Will the Bank of England introduce a CBDC?
They say they are looking carefully at the case for a digital currency for the UK. But they haven’t decided yet whether to introduce one or not. They are looking at what it might mean if we did and how it could work in practice.
Together with HM Treasury (HMT) they intend set up a Central Bank Digital Currency Taskforce to oversee this work. They are also working closely with other public authorities.
In June 2021, they set out their thinking on the possible opportunities and risks it could bring in their discussion paper on new forms of digital money.
In November 2021, together with HMT, they set out the next steps for a UK CBDC.
These next steps include a consultation in 2022 to help them assess the case for a UK CBDC. It will also look at the merits of doing more work to develop an operational and technology model for one.
Who is the Bank of England engaging with on CBDC?
They are speaking to businesses and communities to find out what impact a CBDC would have on them. Have you been contacted?

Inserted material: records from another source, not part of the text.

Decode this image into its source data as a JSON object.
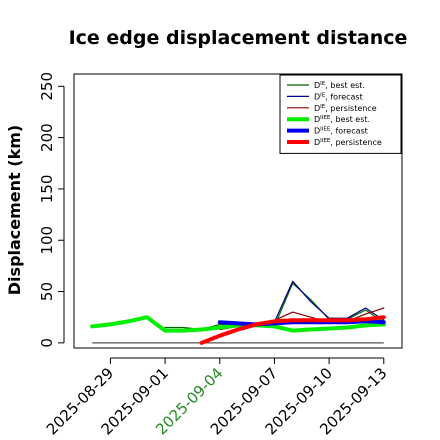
{
  "chart_data": {
    "type": "line",
    "title": "Ice edge displacement distance",
    "xlabel": "",
    "ylabel": "Displacement (km)",
    "x_ticks": [
      "2025-08-29",
      "2025-09-01",
      "2025-09-04",
      "2025-09-07",
      "2025-09-10",
      "2025-09-13"
    ],
    "highlight_tick": "2025-09-04",
    "highlight_color": "#228B22",
    "ylim": [
      -5,
      262
    ],
    "yticks": [
      0,
      50,
      100,
      150,
      200,
      250
    ],
    "xlim": [
      "2025-08-27",
      "2025-09-14"
    ],
    "grid": false,
    "legend_position": "top-right",
    "zero_line_color": "#555555",
    "series": [
      {
        "name": "D^IE, best est.",
        "legend": {
          "main": "D",
          "sup": "IE",
          "rest": ", best est."
        },
        "color": "#006400",
        "width": 1.2,
        "points": [
          [
            "2025-09-01",
            15
          ],
          [
            "2025-09-02",
            15
          ],
          [
            "2025-09-03",
            13
          ],
          [
            "2025-09-04",
            18
          ],
          [
            "2025-09-05",
            17
          ],
          [
            "2025-09-06",
            18
          ],
          [
            "2025-09-07",
            16
          ],
          [
            "2025-09-08",
            58
          ],
          [
            "2025-09-09",
            42
          ],
          [
            "2025-09-10",
            23
          ],
          [
            "2025-09-11",
            23
          ],
          [
            "2025-09-12",
            32
          ],
          [
            "2025-09-13",
            20
          ]
        ]
      },
      {
        "name": "D^IE, forecast",
        "legend": {
          "main": "D",
          "sup": "IE",
          "rest": ", forecast"
        },
        "color": "#00008B",
        "width": 1.2,
        "points": [
          [
            "2025-09-04",
            19
          ],
          [
            "2025-09-05",
            18
          ],
          [
            "2025-09-06",
            19
          ],
          [
            "2025-09-07",
            20
          ],
          [
            "2025-09-08",
            60
          ],
          [
            "2025-09-09",
            40
          ],
          [
            "2025-09-10",
            24
          ],
          [
            "2025-09-11",
            24
          ],
          [
            "2025-09-12",
            34
          ],
          [
            "2025-09-13",
            22
          ]
        ]
      },
      {
        "name": "D^IE, persistence",
        "legend": {
          "main": "D",
          "sup": "IE",
          "rest": ", persistence"
        },
        "color": "#8B0000",
        "width": 1.2,
        "points": [
          [
            "2025-09-04",
            13
          ],
          [
            "2025-09-05",
            16
          ],
          [
            "2025-09-06",
            19
          ],
          [
            "2025-09-07",
            22
          ],
          [
            "2025-09-08",
            30
          ],
          [
            "2025-09-09",
            25
          ],
          [
            "2025-09-10",
            20
          ],
          [
            "2025-09-11",
            21
          ],
          [
            "2025-09-12",
            28
          ],
          [
            "2025-09-13",
            34
          ]
        ]
      },
      {
        "name": "D^IIEE, best est.",
        "legend": {
          "main": "D",
          "sup": "IIEE",
          "rest": ", best est."
        },
        "color": "#00EE00",
        "width": 4,
        "points": [
          [
            "2025-08-28",
            16
          ],
          [
            "2025-08-29",
            18
          ],
          [
            "2025-08-30",
            21
          ],
          [
            "2025-08-31",
            25
          ],
          [
            "2025-09-01",
            12
          ],
          [
            "2025-09-02",
            12
          ],
          [
            "2025-09-03",
            13
          ],
          [
            "2025-09-04",
            15
          ],
          [
            "2025-09-05",
            17
          ],
          [
            "2025-09-06",
            17
          ],
          [
            "2025-09-07",
            16
          ],
          [
            "2025-09-08",
            12
          ],
          [
            "2025-09-09",
            13
          ],
          [
            "2025-09-10",
            14
          ],
          [
            "2025-09-11",
            15
          ],
          [
            "2025-09-12",
            17
          ],
          [
            "2025-09-13",
            18
          ]
        ]
      },
      {
        "name": "D^IIEE, forecast",
        "legend": {
          "main": "D",
          "sup": "IIEE",
          "rest": ", forecast"
        },
        "color": "#0000EE",
        "width": 4,
        "points": [
          [
            "2025-09-04",
            20
          ],
          [
            "2025-09-05",
            19
          ],
          [
            "2025-09-06",
            18
          ],
          [
            "2025-09-07",
            19
          ],
          [
            "2025-09-08",
            20
          ],
          [
            "2025-09-09",
            20
          ],
          [
            "2025-09-10",
            20
          ],
          [
            "2025-09-11",
            20
          ],
          [
            "2025-09-12",
            21
          ],
          [
            "2025-09-13",
            20
          ]
        ]
      },
      {
        "name": "D^IIEE, persistence",
        "legend": {
          "main": "D",
          "sup": "IIEE",
          "rest": ", persistence"
        },
        "color": "#FF0000",
        "width": 4,
        "points": [
          [
            "2025-09-03",
            0
          ],
          [
            "2025-09-04",
            7
          ],
          [
            "2025-09-05",
            13
          ],
          [
            "2025-09-06",
            18
          ],
          [
            "2025-09-07",
            21
          ],
          [
            "2025-09-08",
            22
          ],
          [
            "2025-09-09",
            22
          ],
          [
            "2025-09-10",
            22
          ],
          [
            "2025-09-11",
            22
          ],
          [
            "2025-09-12",
            23
          ],
          [
            "2025-09-13",
            25
          ]
        ]
      }
    ]
  }
}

They are also working with international partners and organisations. For example they are working with the Bank for International Settlements. And they are working with finance ministries and central banks in other countries.
In March 2020, they published a discussion paper on CBDC. This outlined one possible approach to the design of a central bank digital currency. They sought feedback from the payments industry, academics, and other interested parties.
We can read a summary of the responses to the 2020 discussion paper. They published the responses in July 2021 and produced a webinar based on them.
All of this under our noses but the vast majority are partially or totally oblivious. Why is that?
Our rights and freedoms are being removed and only we can prevent it.